Un an après la décision en faveur de l'achat des nouveaux avions de combat F-35, la ministre de la Défense, Viola Amherd, se retrouve en mauvaise posture. Des semaines avant la décision, il était déjà clair que le Conseil fédéral opterait pour ces avions-là. Ces jets furtifs étasuniens ne sont pas seulement les meilleurs, mais aussi les plus avantageux des quatre offres qu'a reçu la Confédération, martelait alors l'élue.
Et cela aurait déplu... à la France. Nos voisins, qui proposaient leur Rafale face au F-35, se sont sentis lésés. Et pas tant par la décision finale que parce que l'on lui aurait donné de faux espoirs. En effet, peu avant que la décision ne tombe, le Conseil fédéral aurait à nouveau sollicité Paris, dans une optique d'achat contre des contreparties politiques – cela alors que le dévolu de la Confédération était jeté sur les F-35 depuis longtemps. La France s'est sentie flouée.
Viola Amherd savait
Face à cela, Viola Amherd et son département de la défense, le DDPS, se lavent les mains. «Si de telles négociations ont eu lieu, c'est à l'insu de la cheffe du département et du DDPS», avait affirmé le département dans une prise de position.
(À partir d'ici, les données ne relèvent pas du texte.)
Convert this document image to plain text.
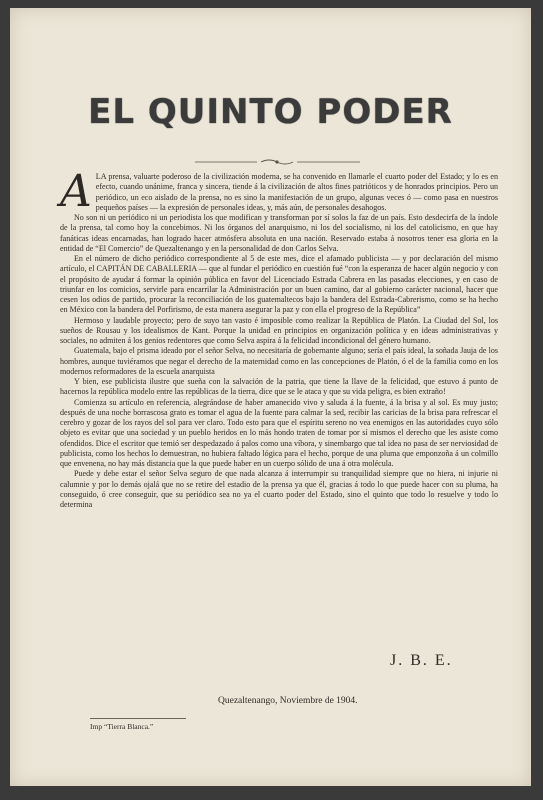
EL QUINTO PODER

ALA prensa, valuarte poderoso de la civilización moderna, se ha convenido en llamarle el cuarto poder del Estado; y lo es en efecto, cuando unánime, franca y sincera, tiende á la civilización de altos fines patrióticos y de honrados principios. Pero un periódico, un eco aislado de la prensa, no es sino la manifestación de un grupo, algunas veces ó — como pasa en nuestros pequeños países — la expresión de personales ideas, y, más aún, de personales desahogos.

No son ni un periódico ni un periodista los que modifican y transforman por sí solos la faz de un país. Esto desdecirfa de la índole de la prensa, tal como hoy la concebimos. Ni los órganos del anarquismo, ni los del socialismo, ni los del catolicismo, en que hay fanáticas ideas encarnadas, han logrado hacer atmósfera absoluta en una nación. Reservado estaba á nosotros tener esa gloria en la entidad de “El Comercio” de Quezaltenango y en la personalidad de don Carlos Selva.

En el número de dicho periódico correspondiente al 5 de este mes, dice el afamado publicista — y por declaración del mismo artículo, el CAPITÁN DE CABALLERIA — que al fundar el periódico en cuestión fué “con la esperanza de hacer algún negocio y con el propósito de ayudar á formar la opinión pública en favor del Licenciado Estrada Cabrera en las pasadas elecciones, y en caso de triunfar en los comicios, servirle para encarrilar la Administración por un buen camino, dar al gobierno carácter nacional, hacer que cesen los odios de partido, procurar la reconciliación de los guatemaltecos bajo la bandera del Estrada-Cabrerismo, como se ha hecho en México con la bandera del Porfirismo, de esta manera asegurar la paz y con ella el progreso de la República”

Hermoso y laudable proyecto; pero de suyo tan vasto é imposible como realizar la República de Platón. La Ciudad del Sol, los sueños de Rousau y los idealismos de Kant. Porque la unidad en principios en organización política y en ideas administrativas y sociales, no admiten á los genios redentores que como Selva aspira á la felicidad incondicional del género humano.

Guatemala, bajo el prisma ideado por el señor Selva, no necesitaría de gobernante alguno; sería el país ideal, la soñada Jauja de los hombres, aunque tuviéramos que negar el derecho de la maternidad como en las concepciones de Platón, ó el de la familia como en los modernos reformadores de la escuela anarquista

Y bien, ese publicista ilustre que sueña con la salvación de la patria, que tiene la llave de la felicidad, que estuvo á punto de hacernos la república modelo entre las repúblicas de la tierra, dice que se le ataca y que su vida peligra, es bien extraño!

Comienza su artículo en referencia, alegrándose de haber amanecido vivo y saluda á la fuente, á la brisa y al sol. Es muy justo; después de una noche borrascosa grato es tomar el agua de la fuente para calmar la sed, recibir las caricias de la brisa para refrescar el cerebro y gozar de los rayos del sol para ver claro. Todo esto para que el espíritu sereno no vea enemigos en las autoridades cuyo sólo objeto es evitar que una sociedad y un pueblo heridos en lo más hondo traten de tomar por sí mismos el derecho que les asiste como ofendidos. Dice el escritor que temió ser despedazado á palos como una víbora, y sinembargo que tal idea no pasa de ser nerviosidad de publicista, como los hechos lo demuestran, no hubiera faltado lógica para el hecho, porque de una pluma que emponzoña á un colmillo que envenena, no hay más distancia que la que puede haber en un cuerpo sólido de una á otra molécula.

Puede y debe estar el señor Selva seguro de que nada alcanza á interrumpir su tranquilidad siempre que no hiera, ni injurie ni calumnie y por lo demás ojalá que no se retire del estadio de la prensa ya que él, gracias á todo lo que puede hacer con su pluma, ha conseguido, ó cree conseguir, que su periódico sea no ya el cuarto poder del Estado, sino el quinto que todo lo resuelve y todo lo determina

J. B. E.
Quezaltenango, Noviembre de 1904.
Imp “Tierra Blanca.”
La Valaisanne a par ailleurs accusé le ministre des Finances, Ueli Maurer, et le ministre des Affaires étrangères, Ignazio Cassis, d'avoir mené ces pseudo-négociations tardives dans son dos.
Or, il n'en est rien. Une enquête menée par la radio SRF met en doute les déclarations de la ministre. En réalité, une semaine avant le choix du type d'avion, le Conseil fédéral aurait demandé à la France, qui avait en fait déjà perdu l'affaire, de lui confirmer qu'elle était prête à faire des contreparties politiques si la Suisse achetait l'avion de combat français Rafale. Le gouvernement aurait commandé cette lettre, déclarée secrète, au ministre des Finances. Ce dernier se serait adressé à son homologue français, Bruno Le Maire. Cerise sur le gâteau: Viola Amherd était présente lors de la prise de décision!
Paris en colère, le DDPS se tait
La France aurait fourni cette confirmation, avec deux promesses: d'une part, Paris s'est montré prêt à verser à huit cantons suisses une part plus importante des recettes fiscales provenant des salaires des frontaliers. Selon les estimations, cela aurait rapporté 3,5 milliards de francs sur dix ans. Deuxièmement, Bruno Le Maire aurait assuré que la France soutiendrait à l'avenir la Suisse dans tous les dossiers de politique européenne. La SRF, dévoilant cela, se réfère à quatre sources indépendantes.
Une fois le pot aux roses découvert, Paris aurait réagi de manière brusque, rompant toutes les relations diplomatiques de haut niveau avec la Suisse. Le désaccord entre Berne et Paris perdure encore aujourd'hui. Cela est également lié à des déclarations ultérieures du DDPS de Viola Amherd, rapporte SRF.
Le DDPS ne veut pas s'exprimer sur cette affaire. «Comme les séances du Conseil fédéral sont confidentielles, nous ne pouvons pas nous prononcer sur ces questions», botte en touche le chef de la communication, Renato Kalbermatten.